Borrowing vast sums of money to prop up a failing law firm has never made good business sense, and it also prevents firms staying nimble enough to cope with change. 

Change breeds innovation of course. Representing the interests of the vast majority of accident victims at the lower-value end of the market will require larger economies of scale, slicker use of technology, reliance on lesser-skilled and cheaper staff, or the unbundling of services. 

There is no doubt that there will be a continued need for law firms to represent accident victims; accidents will continue to occur and people need compensation to cope with the changes their injuries have made to their lives. 

I personally take my hat off to any law firm which can continue to thrive by representing such clients, who would otherwise be marginalised and forced to fend for themselves in a system heavily weighted against them. 

It is very difficult to unbundle litigation services for personal injury claimants. Our clients are often unsophisticated members of the public, generally unused to legal concepts of proof and evidence, and traumatised by the very events they are litigating. To get them to keep a pain diary, or provide receipts for their expenditure can often be a challenge. 
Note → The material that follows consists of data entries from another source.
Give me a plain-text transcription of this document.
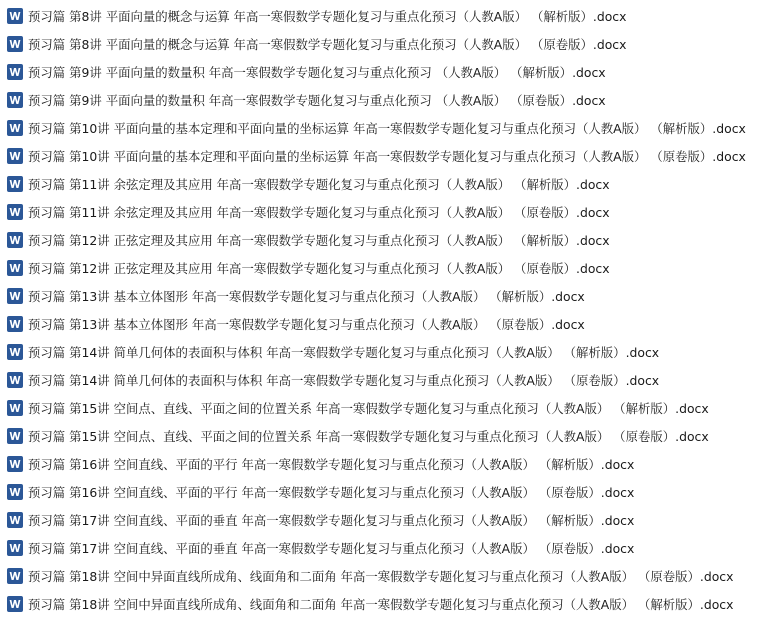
预习篇 第8讲 平面向量的概念与运算 年高一寒假数学专题化复习与重点化预习（人教A版） （解析版）.docx
预习篇 第8讲 平面向量的概念与运算 年高一寒假数学专题化复习与重点化预习（人教A版） （原卷版）.docx
预习篇 第9讲 平面向量的数量积 年高一寒假数学专题化复习与重点化预习 （人教A版） （解析版）.docx
预习篇 第9讲 平面向量的数量积 年高一寒假数学专题化复习与重点化预习 （人教A版） （原卷版）.docx
预习篇 第10讲 平面向量的基本定理和平面向量的坐标运算 年高一寒假数学专题化复习与重点化预习（人教A版） （解析版）.docx
预习篇 第10讲 平面向量的基本定理和平面向量的坐标运算 年高一寒假数学专题化复习与重点化预习（人教A版） （原卷版）.docx
预习篇 第11讲 余弦定理及其应用 年高一寒假数学专题化复习与重点化预习（人教A版） （解析版）.docx
预习篇 第11讲 余弦定理及其应用 年高一寒假数学专题化复习与重点化预习（人教A版） （原卷版）.docx
预习篇 第12讲 正弦定理及其应用 年高一寒假数学专题化复习与重点化预习（人教A版） （解析版）.docx
预习篇 第12讲 正弦定理及其应用 年高一寒假数学专题化复习与重点化预习（人教A版） （原卷版）.docx
预习篇 第13讲 基本立体图形 年高一寒假数学专题化复习与重点化预习（人教A版） （解析版）.docx
预习篇 第13讲 基本立体图形 年高一寒假数学专题化复习与重点化预习（人教A版） （原卷版）.docx
预习篇 第14讲 简单几何体的表面积与体积 年高一寒假数学专题化复习与重点化预习（人教A版） （解析版）.docx
预习篇 第14讲 简单几何体的表面积与体积 年高一寒假数学专题化复习与重点化预习（人教A版） （原卷版）.docx
预习篇 第15讲 空间点、直线、平面之间的位置关系 年高一寒假数学专题化复习与重点化预习（人教A版） （解析版）.docx
预习篇 第15讲 空间点、直线、平面之间的位置关系 年高一寒假数学专题化复习与重点化预习（人教A版） （原卷版）.docx
预习篇 第16讲 空间直线、平面的平行 年高一寒假数学专题化复习与重点化预习（人教A版） （解析版）.docx
预习篇 第16讲 空间直线、平面的平行 年高一寒假数学专题化复习与重点化预习（人教A版） （原卷版）.docx
预习篇 第17讲 空间直线、平面的垂直 年高一寒假数学专题化复习与重点化预习（人教A版） （解析版）.docx
预习篇 第17讲 空间直线、平面的垂直 年高一寒假数学专题化复习与重点化预习（人教A版） （原卷版）.docx
预习篇 第18讲 空间中异面直线所成角、线面角和二面角 年高一寒假数学专题化复习与重点化预习（人教A版） （原卷版）.docx
预习篇 第18讲 空间中异面直线所成角、线面角和二面角 年高一寒假数学专题化复习与重点化预习（人教A版） （解析版）.docx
Technology may help and some firms have developed client apps to help them with this sort of thing. But clients still need steering through the process, particularly where – certainly if insured – the defendant will undoubtedly have professional representation to protect its interests. 

Without the economies of scale of some larger law firms, to stay in the market others need to ‘get niche’, and that is certainly the path we have chosen at Bolt Burdon Kemp. So far, we have stayed at least one step ahead of the reforms.

Some time ago we re-focused our business on the most seriously injured. For the last year we have only taken on claims valued at in excess of £50,000. This allows us to provide the full service to our clients that we want to provide without cutting corners for the sake of proportionality.

We have also focused on areas that are unlikely to be hit by costs reform – such as child abuse cases and higher value clinical negligence claims, both of which are seemingly outside the scope of the latest Jackson reforms. 

Reasons to be cheerful

The amount of cash needed to finance a personal injury department or firm is eye watering. 

The capital cost of investing in great staff to service the clients, targeted marketing to get the clients, funding all your clients’ disbursements and not getting paid until the end of the case – and only if you win – means that there are immense barriers to entry for serious players starting from scratch. For those that have managed to stay in the market, this is good news.

And major ‘bet the company’ reform – such as no fault compensation – is not likely any time soon, as even Lord Sumption has recognised. 

The trick is to identify the sort of lawyer you want to be. From there you can identify who you want your clients to be, target that market, grow your reputation and financially gear your firm so you can be nimble to change – more speed boat than oil tanker. I touch wood that we have got it right again for the next financial year.